I felt encased in some cold unyielding substance, like a souvenir of life preserved in lucite.
“Why don’t you talk to me?” She let out a chillier laugh. “Explain yourself.”
“Jesus, Bianca. I just didn’t understand what was going on.”
“So it was an intellectual decision you made? A reaction to existential confusion?”
“Not entirely.”
“I was making a joke.” She strolled along the wall and stopped to peer at one of the faces.
“I wasn’t,” I said. “What you told me… how can you believe it?”
“You think I’m lying?”
“I think there’s drugs in the food… in the air. Or something. There has to be a mechanism involved. Some sort of reasonable explanation.”
“For what? My insanity?” She backed against the wall in order to see me better. “This is so dishonest of you.”
“How’s it dishonest?”
“You were happier thinking I was a post-operative transsexual?
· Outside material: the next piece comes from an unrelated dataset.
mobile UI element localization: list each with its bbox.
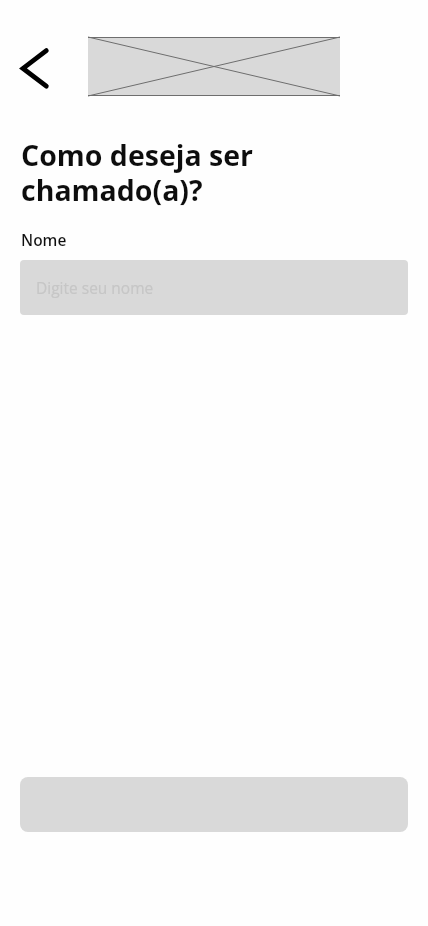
staticText: Digite seu nome xyxy=(36,277,154,298)
button[interactable]: Back xyxy=(2,44,66,92)
staticText: Como deseja ser chamado(a)? xyxy=(21,136,253,209)
staticText: Nome xyxy=(21,229,67,250)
It’s my irrational beliefs that drove you away? Please!” She fiddled with the ends of her hair. “Suppose what I told you is true. Suppose who I am with you is who you want me to be. Who I want to be. Would that be more unpalatable than if my sex was the result of surgery?”
“But it’s not true.”
“Suppose it is.” She folded her arms, waiting.
“I don’t guess it would matter. But that’s not…”
“Now suppose just when we’re starting to establish something strong, you rip it apart?” A quaver crept into her voice. “What would that make you?”
“Bianca…”
“It’d make you a fool! But then of course I’m living in a drug-induced fantasy that causes you existential confusion.”
“Whatever the case,” I said, “I probably am a fool.”
It was impossible to read her face at that distance, but I knew her expression was shifting between anger and despair.
“Are you okay?” I asked.
“God! What’s wrong with you?” She stalked to the door, paused in the entrance; she stood without speaking for what seemed a very long time, looking down at the floor, then glanced sideways up at me. “I was going to prove something to you today, but I can see proving it would frighten you even more. You have to learn to accept things, Tommy, or else you won’t be able to do your time. You’re not deceiving anyone except yourself.”
“I’m deceiving myself? Now that’s a joke!”